Hi, I am following a tutorial and am trying to pull data from a MySQL database. So far I have: <!DOCTYPE html PUBLIC "-//W3C//DTD XHTML 1.0 Transitional//EN" "http://www.w3.org/TR/xhtml1/DTD/xhtml1-transitional.dtd"> <html> <head> <meta http-equiv="content-type" content="text/html; charset=iso-8859-1" /> <title>Search Form</title> </head> <body> <form action="search.php?search=yes" method=POST> Search : <input type=text name='term'> <br /> <input type=submit value="Search Database!"> <?php $term=$_POST['term']; $search=$_GET['search']; if($search==yes) { mysql_connect('localhost','root','') or die(mysql_error('Could not Conenct To database')); mysql_select_db('search'); $sql = mysql_query("SELECT * FROM searchable WHERE FName like '%$term%'"); } while ($row = mysql_fetch_array($sql)){ echo 'ID: '.$row['ID']; echo '<br/> First Name: '.$row['FName']; echo '<br/> Last Name: '.$row['LName']; echo '<br/> Phone: '.$row['Phone']; echo '<br/><br/>'; } } ?> </body> </html> PHP: What is wrong with it? When I execute it comes up with: Really anoying. I think database username and pass etc are all correct. Any syntax errors? Thanks
Thanks for the response but that was the original code. I change it to '=' and didn't change it back. Nethertheless it stil is returning the same error code.
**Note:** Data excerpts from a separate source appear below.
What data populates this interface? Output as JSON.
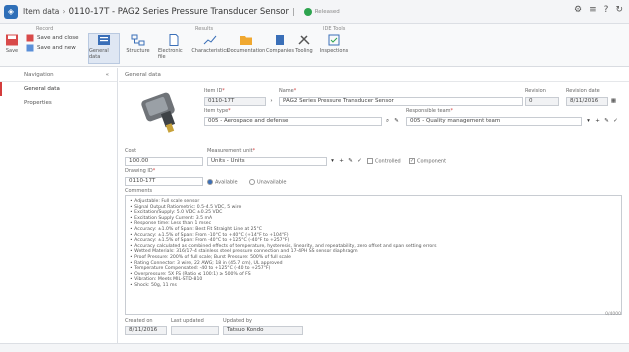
{
  "titlebar": {
    "breadcrumb": "Item data",
    "title": "0110-17T - PAG2 Series Pressure Transducer Sensor",
    "status_text": "Released",
    "status_color": "#2ea44f",
    "icons": [
      "settings-icon",
      "menu-icon",
      "help-icon",
      "refresh-icon"
    ]
  },
  "ribbon": {
    "groups": [
      "Record",
      "Results",
      "IDE Tools"
    ],
    "save_label": "Save",
    "save_close": "Save and close",
    "save_new": "Save and new",
    "buttons": [
      "General data",
      "Structure",
      "Electronic file",
      "Characteristics",
      "Documentation",
      "Companies",
      "Tooling",
      "Inspections"
    ]
  },
  "sidebar": {
    "header": "Navigation",
    "items": [
      {
        "label": "General data",
        "active": true
      },
      {
        "label": "Properties",
        "active": false
      }
    ]
  },
  "main": {
    "header": "General data",
    "item_id_label": "Item ID",
    "item_id": "0110-17T",
    "name_label": "Name",
    "name": "PAG2 Series Pressure Transducer Sensor",
    "revision_label": "Revision",
    "revision": "0",
    "revision_date_label": "Revision date",
    "revision_date": "8/11/2016",
    "item_type_label": "Item type",
    "item_type": "005 - Aerospace and defense",
    "responsible_label": "Responsible team",
    "responsible": "005 - Quality management team",
    "cost_label": "Cost",
    "cost": "100.00",
    "uom_label": "Measurement unit",
    "uom": "Units - Units",
    "controlled_label": "Controlled",
    "component_label": "Component",
    "drawing_label": "Drawing ID",
    "drawing": "0110-17T",
    "radio_a": "Available",
    "radio_b": "Unavailable",
    "comments_label": "Comments",
    "comments": [
      "• Adjustable: Full scale sensor",
      "• Signal Output Ratiometric: 0.5-4.5 VDC, 5 wire",
      "• Excitation/Supply: 5.0 VDC ±0.25 VDC",
      "• Excitation Supply Current: 3.5 mA",
      "• Response time: Less than 1 msec",
      "• Accuracy: ±1.0% of Span: Best Fit Straight Line at 25°C",
      "• Accuracy: ±1.5% of Span: From -10°C to +40°C (+14°F to +104°F)",
      "• Accuracy: ±1.5% of Span: From -40°C to +125°C (-40°F to +257°F)",
      "• Accuracy calculated as combined effects of temperature, hysteresis, linearity, and repeatability, zero offset and span setting errors",
      "• Wetted Materials: 316/17-4 stainless steel pressure connection and 17-4PH SS sensor diaphragm",
      "• Proof Pressure: 200% of full scale; Burst Pressure: 500% of full scale",
      "• Rating Connector: 3 wire, 22 AWG; 18 in (45.7 cm), UL approved",
      "• Temperature Compensated: -40 to +125°C (-40 to +257°F)",
      "• Overpressure: 5X FS (Ratio ≤ 100:1) ≥ 500% of FS",
      "• Vibration: Meets MIL-STD-810",
      "• Shock: 50g, 11 ms"
    ],
    "char_count": "0/4000",
    "created_label": "Created on",
    "created": "8/11/2016",
    "updated_label": "Last updated",
    "updated_by_label": "Updated by",
    "updated_by": "Tatsuo Kondo"
  }
}
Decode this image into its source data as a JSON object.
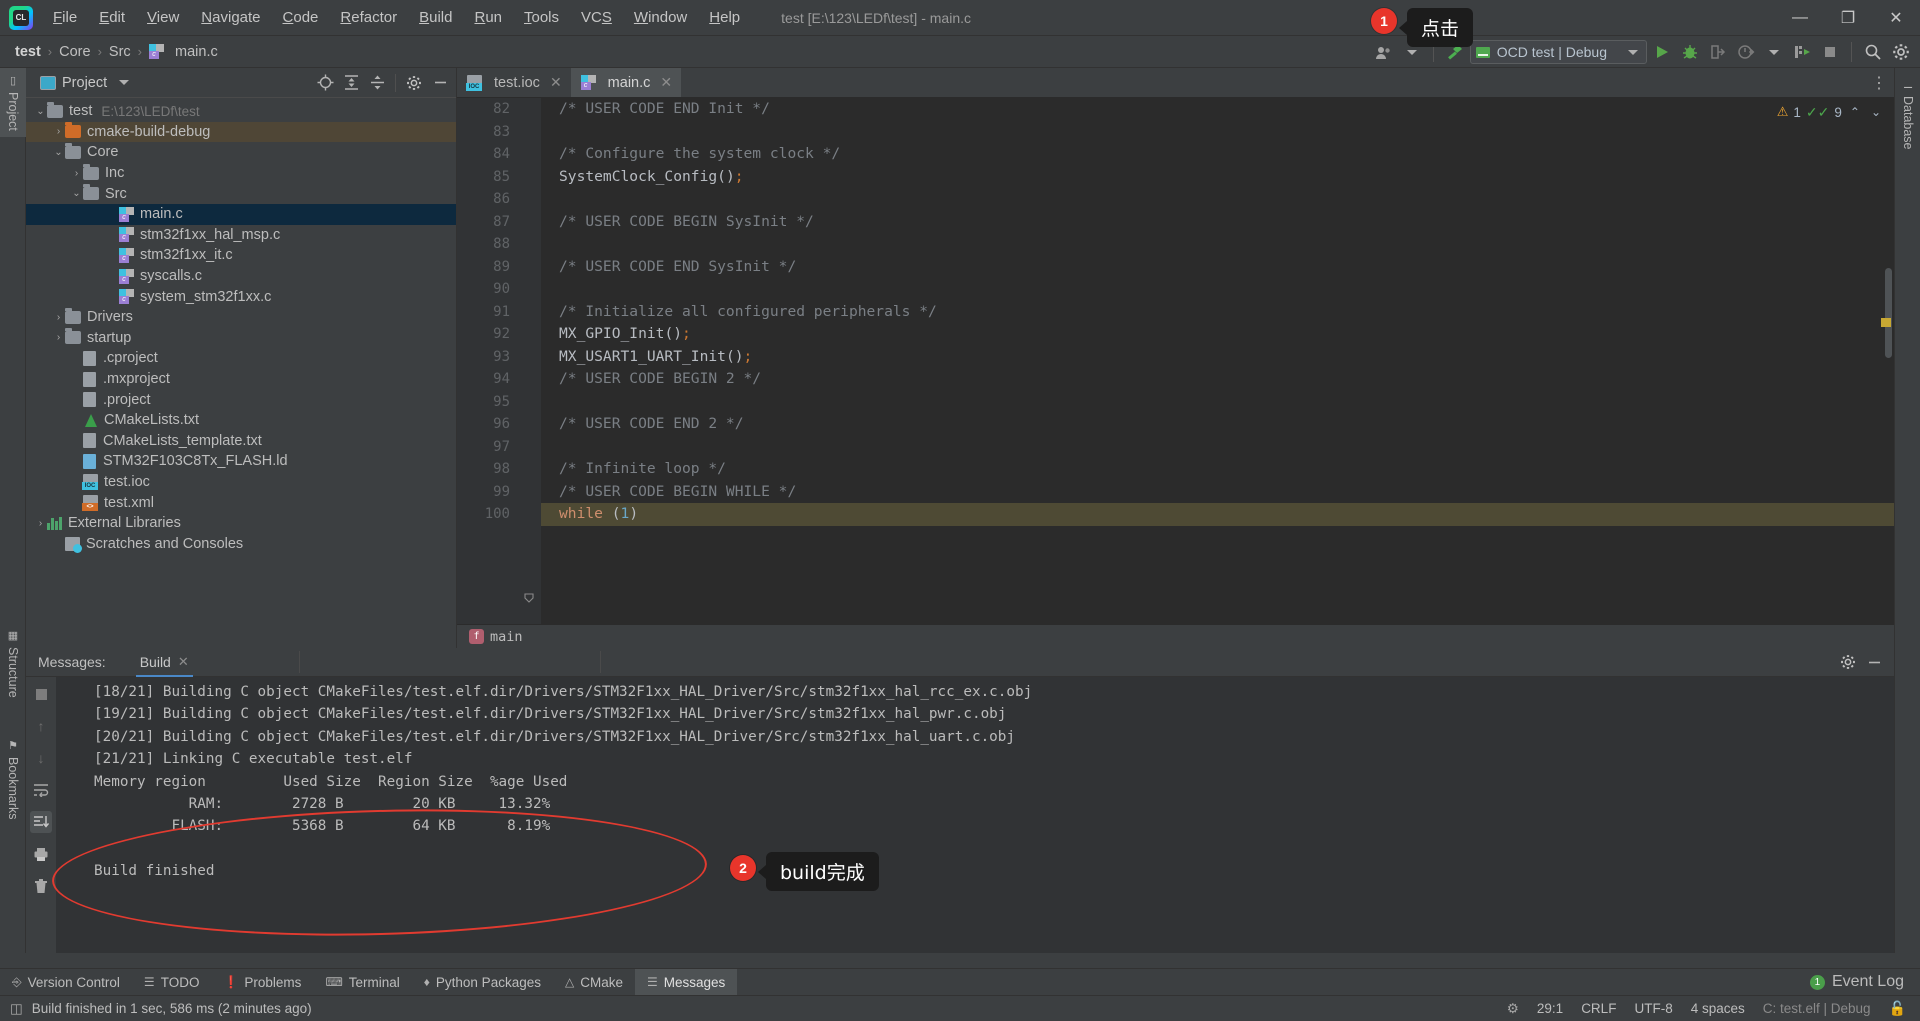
{
  "window": {
    "title": "test [E:\\123\\LEDf\\test] - main.c",
    "minimize": "—",
    "maximize": "❐",
    "close": "✕",
    "logo_text": "CL"
  },
  "menu": {
    "items": [
      "File",
      "Edit",
      "View",
      "Navigate",
      "Code",
      "Refactor",
      "Build",
      "Run",
      "Tools",
      "VCS",
      "Window",
      "Help"
    ]
  },
  "breadcrumbs": {
    "items": [
      "test",
      "Core",
      "Src",
      "main.c"
    ],
    "separator": "›"
  },
  "toolbar": {
    "run_config": "OCD test | Debug",
    "icons": [
      "user-avatar",
      "build-hammer",
      "run",
      "debug",
      "attach",
      "profile",
      "run-coverage",
      "stop",
      "search",
      "settings"
    ]
  },
  "left_tool_strip": {
    "tabs": [
      "Project",
      "Structure",
      "Bookmarks"
    ]
  },
  "right_tool_strip": {
    "tabs": [
      "Database"
    ]
  },
  "project_panel": {
    "title": "Project",
    "tools": [
      "locate-icon",
      "expand-all-icon",
      "collapse-all-icon",
      "settings-icon",
      "hide-icon"
    ],
    "tree": [
      {
        "label": "test",
        "sub": "E:\\123\\LEDf\\test",
        "indent": 0,
        "arrow": "⌄",
        "icon": "folder",
        "state": "normal"
      },
      {
        "label": "cmake-build-debug",
        "sub": "",
        "indent": 1,
        "arrow": "›",
        "icon": "folder-orange",
        "state": "highlight"
      },
      {
        "label": "Core",
        "sub": "",
        "indent": 1,
        "arrow": "⌄",
        "icon": "folder",
        "state": "normal"
      },
      {
        "label": "Inc",
        "sub": "",
        "indent": 2,
        "arrow": "›",
        "icon": "folder",
        "state": "normal"
      },
      {
        "label": "Src",
        "sub": "",
        "indent": 2,
        "arrow": "⌄",
        "icon": "folder",
        "state": "normal"
      },
      {
        "label": "main.c",
        "sub": "",
        "indent": 4,
        "arrow": "",
        "icon": "cfile",
        "state": "selected"
      },
      {
        "label": "stm32f1xx_hal_msp.c",
        "sub": "",
        "indent": 4,
        "arrow": "",
        "icon": "cfile",
        "state": "normal"
      },
      {
        "label": "stm32f1xx_it.c",
        "sub": "",
        "indent": 4,
        "arrow": "",
        "icon": "cfile",
        "state": "normal"
      },
      {
        "label": "syscalls.c",
        "sub": "",
        "indent": 4,
        "arrow": "",
        "icon": "cfile",
        "state": "normal"
      },
      {
        "label": "system_stm32f1xx.c",
        "sub": "",
        "indent": 4,
        "arrow": "",
        "icon": "cfile",
        "state": "normal"
      },
      {
        "label": "Drivers",
        "sub": "",
        "indent": 1,
        "arrow": "›",
        "icon": "folder",
        "state": "normal"
      },
      {
        "label": "startup",
        "sub": "",
        "indent": 1,
        "arrow": "›",
        "icon": "folder",
        "state": "normal"
      },
      {
        "label": ".cproject",
        "sub": "",
        "indent": 2,
        "arrow": "",
        "icon": "doc",
        "state": "normal"
      },
      {
        "label": ".mxproject",
        "sub": "",
        "indent": 2,
        "arrow": "",
        "icon": "doc",
        "state": "normal"
      },
      {
        "label": ".project",
        "sub": "",
        "indent": 2,
        "arrow": "",
        "icon": "doc",
        "state": "normal"
      },
      {
        "label": "CMakeLists.txt",
        "sub": "",
        "indent": 2,
        "arrow": "",
        "icon": "cmake",
        "state": "normal"
      },
      {
        "label": "CMakeLists_template.txt",
        "sub": "",
        "indent": 2,
        "arrow": "",
        "icon": "doc",
        "state": "normal"
      },
      {
        "label": "STM32F103C8Tx_FLASH.ld",
        "sub": "",
        "indent": 2,
        "arrow": "",
        "icon": "doc-blue",
        "state": "normal"
      },
      {
        "label": "test.ioc",
        "sub": "",
        "indent": 2,
        "arrow": "",
        "icon": "ioc",
        "state": "normal"
      },
      {
        "label": "test.xml",
        "sub": "",
        "indent": 2,
        "arrow": "",
        "icon": "xml",
        "state": "normal"
      },
      {
        "label": "External Libraries",
        "sub": "",
        "indent": 0,
        "arrow": "›",
        "icon": "libs",
        "state": "normal"
      },
      {
        "label": "Scratches and Consoles",
        "sub": "",
        "indent": 1,
        "arrow": "",
        "icon": "scratch",
        "state": "normal"
      }
    ]
  },
  "editor": {
    "tabs": [
      {
        "label": "test.ioc",
        "icon": "ioc-file-icon",
        "active": false
      },
      {
        "label": "main.c",
        "icon": "c-file-icon",
        "active": true
      }
    ],
    "inspection": {
      "warning_count": "1",
      "ok_count": "9",
      "up_arrow": "⌃",
      "down_arrow": "⌄"
    },
    "first_line_number": 82,
    "lines": [
      {
        "n": 82,
        "text": "/* USER CODE END Init */",
        "cls": "cmt",
        "indent": true
      },
      {
        "n": 83,
        "text": "",
        "cls": "cmt",
        "indent": true
      },
      {
        "n": 84,
        "text": "/* Configure the system clock */",
        "cls": "cmt",
        "indent": true
      },
      {
        "n": 85,
        "text": "SystemClock_Config();",
        "cls": "call",
        "indent": true
      },
      {
        "n": 86,
        "text": "",
        "cls": "cmt",
        "indent": true
      },
      {
        "n": 87,
        "text": "/* USER CODE BEGIN SysInit */",
        "cls": "cmt",
        "indent": true
      },
      {
        "n": 88,
        "text": "",
        "cls": "cmt",
        "indent": true
      },
      {
        "n": 89,
        "text": "/* USER CODE END SysInit */",
        "cls": "cmt",
        "indent": true
      },
      {
        "n": 90,
        "text": "",
        "cls": "cmt",
        "indent": true
      },
      {
        "n": 91,
        "text": "/* Initialize all configured peripherals */",
        "cls": "cmt",
        "indent": true
      },
      {
        "n": 92,
        "text": "MX_GPIO_Init();",
        "cls": "call",
        "indent": true
      },
      {
        "n": 93,
        "text": "MX_USART1_UART_Init();",
        "cls": "call",
        "indent": true
      },
      {
        "n": 94,
        "text": "/* USER CODE BEGIN 2 */",
        "cls": "cmt",
        "indent": true
      },
      {
        "n": 95,
        "text": "",
        "cls": "cmt",
        "indent": true
      },
      {
        "n": 96,
        "text": "/* USER CODE END 2 */",
        "cls": "cmt",
        "indent": true
      },
      {
        "n": 97,
        "text": "",
        "cls": "cmt",
        "indent": true
      },
      {
        "n": 98,
        "text": "/* Infinite loop */",
        "cls": "cmt",
        "indent": true
      },
      {
        "n": 99,
        "text": "/* USER CODE BEGIN WHILE */",
        "cls": "cmt",
        "indent": true
      },
      {
        "n": 100,
        "text": "while (1)",
        "cls": "while",
        "indent": true
      }
    ],
    "status_breadcrumb": "main",
    "status_breadcrumb_badge": "f"
  },
  "messages_panel": {
    "label": "Messages:",
    "tab": "Build",
    "tab_close": "✕",
    "tools": [
      "stop-icon",
      "up-arrow-icon",
      "down-arrow-icon",
      "wrap-text-icon",
      "sort-icon",
      "print-icon",
      "trash-icon"
    ],
    "header_right": [
      "settings-icon",
      "hide-icon"
    ],
    "output": [
      "[18/21] Building C object CMakeFiles/test.elf.dir/Drivers/STM32F1xx_HAL_Driver/Src/stm32f1xx_hal_rcc_ex.c.obj",
      "[19/21] Building C object CMakeFiles/test.elf.dir/Drivers/STM32F1xx_HAL_Driver/Src/stm32f1xx_hal_pwr.c.obj",
      "[20/21] Building C object CMakeFiles/test.elf.dir/Drivers/STM32F1xx_HAL_Driver/Src/stm32f1xx_hal_uart.c.obj",
      "[21/21] Linking C executable test.elf",
      "Memory region         Used Size  Region Size  %age Used",
      "           RAM:        2728 B        20 KB     13.32%",
      "         FLASH:        5368 B        64 KB      8.19%",
      "",
      "Build finished"
    ]
  },
  "annotations": [
    {
      "number": "1",
      "text": "点击"
    },
    {
      "number": "2",
      "text": "build完成"
    }
  ],
  "bottom_tabs": [
    {
      "label": "Version Control",
      "icon": "branch-icon",
      "active": false
    },
    {
      "label": "TODO",
      "icon": "list-icon",
      "active": false
    },
    {
      "label": "Problems",
      "icon": "exclamation-icon",
      "active": false
    },
    {
      "label": "Terminal",
      "icon": "terminal-icon",
      "active": false
    },
    {
      "label": "Python Packages",
      "icon": "layers-icon",
      "active": false
    },
    {
      "label": "CMake",
      "icon": "triangle-icon",
      "active": false
    },
    {
      "label": "Messages",
      "icon": "messages-icon",
      "active": true
    }
  ],
  "event_log": {
    "count": "1",
    "label": "Event Log"
  },
  "statusbar": {
    "message": "Build finished in 1 sec, 586 ms (2 minutes ago)",
    "caret": "29:1",
    "line_separator": "CRLF",
    "encoding": "UTF-8",
    "indent": "4 spaces",
    "config": "C: test.elf | Debug",
    "lock_icon": "🔓"
  },
  "colors": {
    "accent_red": "#e8352b",
    "panel_bg": "#3c3f41",
    "editor_bg": "#2b2b2b",
    "gutter_bg": "#313335",
    "selection": "#0d293e",
    "highlight_line": "#4e4a34"
  }
}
I am new learner about PHP, therefore not sure it will solve your problem or not. I think the function mysql_fetch_array($sql) should be mysql_fetch_array($sql, MYSQL_BOTH) and another problem is that when I calculate { and } an extra } is dancing in your code.
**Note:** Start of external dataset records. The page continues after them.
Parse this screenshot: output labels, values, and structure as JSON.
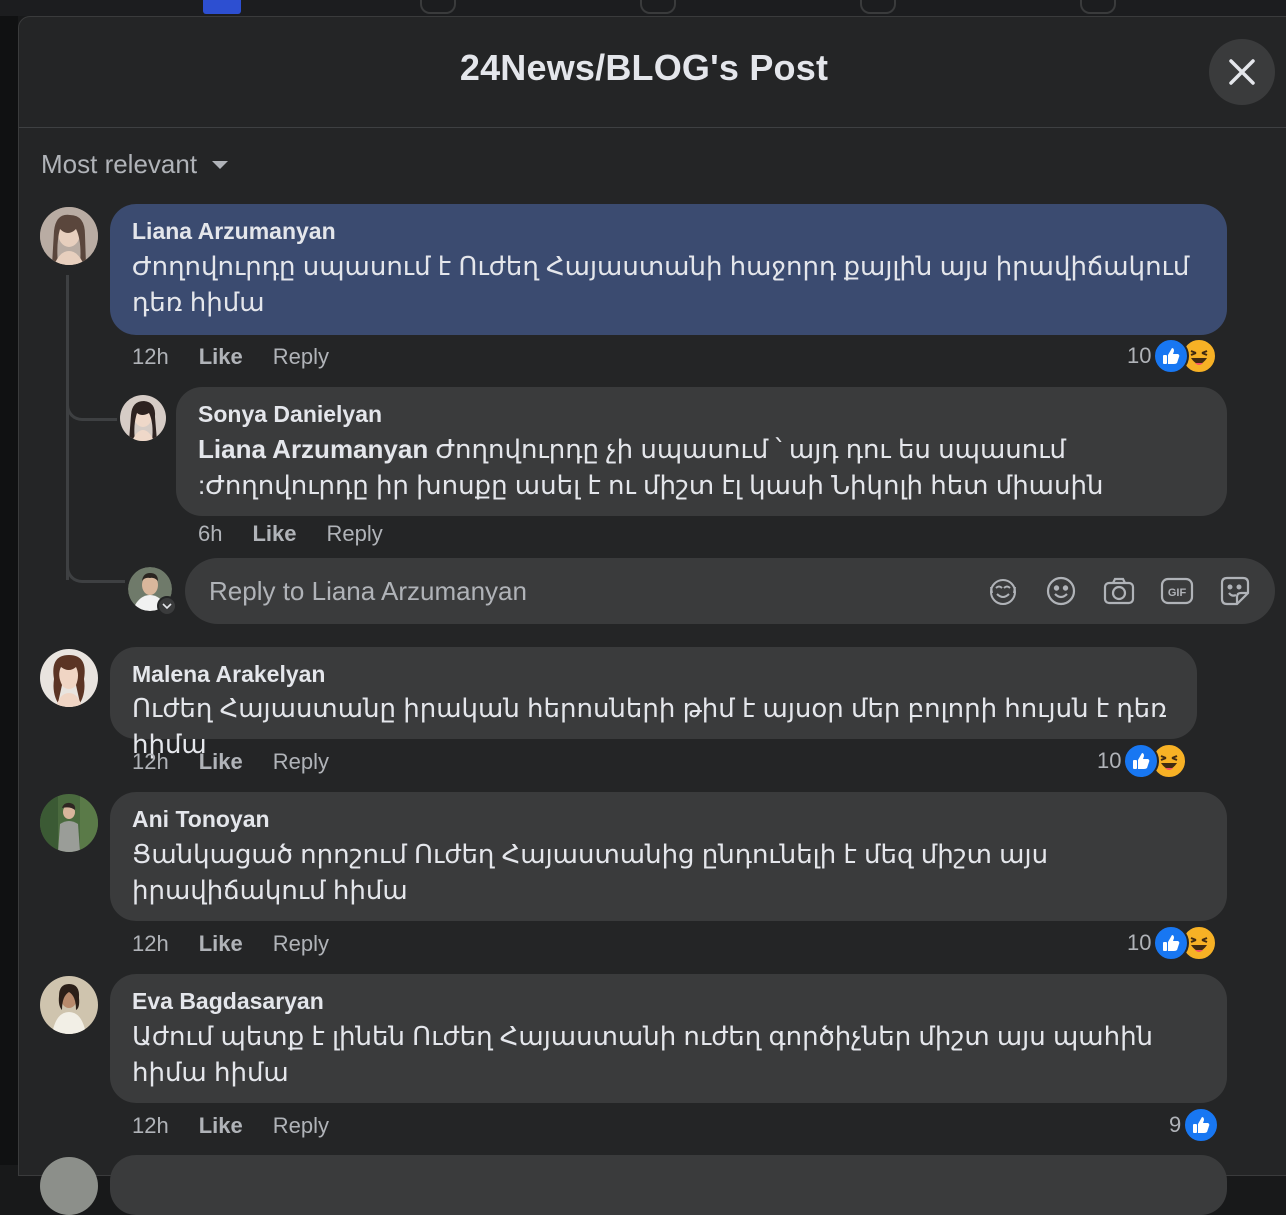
{
  "dialog": {
    "title": "24News/BLOG's Post"
  },
  "sort": {
    "label": "Most relevant"
  },
  "comments": [
    {
      "author": "Liana Arzumanyan",
      "text": "Ժողովուրդը սպասում է Ուժեղ Հայաստանի հաջորդ քայլին այս իրավիճակում դեռ հիմա",
      "time": "12h",
      "like": "Like",
      "reply": "Reply",
      "reactions": {
        "count": "10",
        "types": [
          "like-icon",
          "haha-icon"
        ]
      },
      "highlighted": true
    },
    {
      "author": "Malena Arakelyan",
      "text": "Ուժեղ Հայաստանը իրական հերոսների թիմ է այսօր մեր բոլորի հույսն է դեռ հիմա",
      "time": "12h",
      "like": "Like",
      "reply": "Reply",
      "reactions": {
        "count": "10",
        "types": [
          "like-icon",
          "haha-icon"
        ]
      }
    },
    {
      "author": "Ani Tonoyan",
      "text": "Ցանկացած որոշում Ուժեղ Հայաստանից ընդունելի է մեզ միշտ այս իրավիճակում հիմա",
      "time": "12h",
      "like": "Like",
      "reply": "Reply",
      "reactions": {
        "count": "10",
        "types": [
          "like-icon",
          "haha-icon"
        ]
      }
    },
    {
      "author": "Eva Bagdasaryan",
      "text": "Աժում պետք է լինեն Ուժեղ Հայաստանի ուժեղ գործիչներ միշտ այս պահին հիմա հիմա",
      "time": "12h",
      "like": "Like",
      "reply": "Reply",
      "reactions": {
        "count": "9",
        "types": [
          "like-icon"
        ]
      }
    }
  ],
  "reply": {
    "author": "Sonya Danielyan",
    "mention": "Liana Arzumanyan",
    "text": " Ժողովուրդը չի սպասում ՝ այդ դու ես սպասում :Ժողովուրդը իր խոսքը ասել է ու միշտ էլ կասի Նիկոլի հետ միասին",
    "time": "6h",
    "like": "Like",
    "reply": "Reply"
  },
  "reply_box": {
    "placeholder": "Reply to Liana Arzumanyan",
    "tools": [
      "avatar-sticker-icon",
      "emoji-icon",
      "camera-icon",
      "gif-icon",
      "sticker-icon"
    ]
  },
  "colors": {
    "background": "#242526",
    "bubble": "#3a3b3c",
    "bubble_highlight": "#3b4b70",
    "like_blue": "#1877f2",
    "haha_yellow": "#f7b125",
    "text_primary": "#e4e6eb",
    "text_secondary": "#b0b3b8"
  }
}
replace $sql = mysql_query("SELECT * FROM searchable WHERE FName like '%$term%'"); with $sql = mysql_query("SELECT * FROM searchable WHERE FName like '%$term%'"); echo mysql_error();exit; and tell us what it says
Here's a problem.. while ($row = mysql_fetch_array($sql)){ What if the query fails to execute or does not find any success in the query? Then $sql has a value of FALSE. Use the following for a better idea, like Kyosys has said: $sql = mysql_query("SELECT * FROM searchable WHERE FName like '%$term%'") or die("MySQL Search Error: " . mysql_error()); Better yet, you can create your own function to call instead of mysql_error() when you are done debugging and give the user a more understandable and friendly message..
WEYYYYYYYYY it worked I used WildDisease's suggestions and put the extra code after $sql variable. Thanks To Kyosys comment, I don't need to protect against SQL injections as im only learning/experimenting and am not putting this on the internet Final code to anyone with the same problem: <!DOCTYPE html PUBLIC "-//W3C//DTD XHTML 1.0 Transitional//EN" "http://www.w3.org/TR/xhtml1/DTD/xhtml1-transitional.dtd"> <html> <head> <meta http-equiv="content-type" content="text/html; charset=iso-8859-1" /> <title>Search Form</title> </head> <body> <form action="search.php?search=yes" method=POST> Search : <input type=text name='term'> <br /> <input type=submit value="Search Database!"> </form> <?php $term=$_POST['term']; $search=$_GET['search']; if($search==yes) { mysql_connect('localhost','root','') or die(mysql_error('Could not Conenct To database')); mysql_select_db('seach'); $sql = mysql_query("SELECT * FROM searchable WHERE FName like '%$term%'") or die("MySQL Search Error: " . mysql_error()); while ($row = mysql_fetch_array($sql)){ echo 'ID: '.$row['ID']; echo '<br/> First Name: '.$row['FName']; echo '<br/> Last Name: '.$row['LName']; echo '<br/> Phone: '.$row['Phone']; echo '<br/><br/>'; } } ?> </body> </html> PHP:
That's retarded. If you don't protect yourself against SQL injections now, and make it a habit, your real applications are going to suck. No matter what that document is for, you should always protect yourself, and if it's only for the sake of remembering it next time
Make sure you do $term = mysql_real_escape_string($_POST['term']); or something to prevent SQL injection.
Oh no, he can't do that. Since the script is only used by himself, he has to leave SQL injections in place! You know, for practice!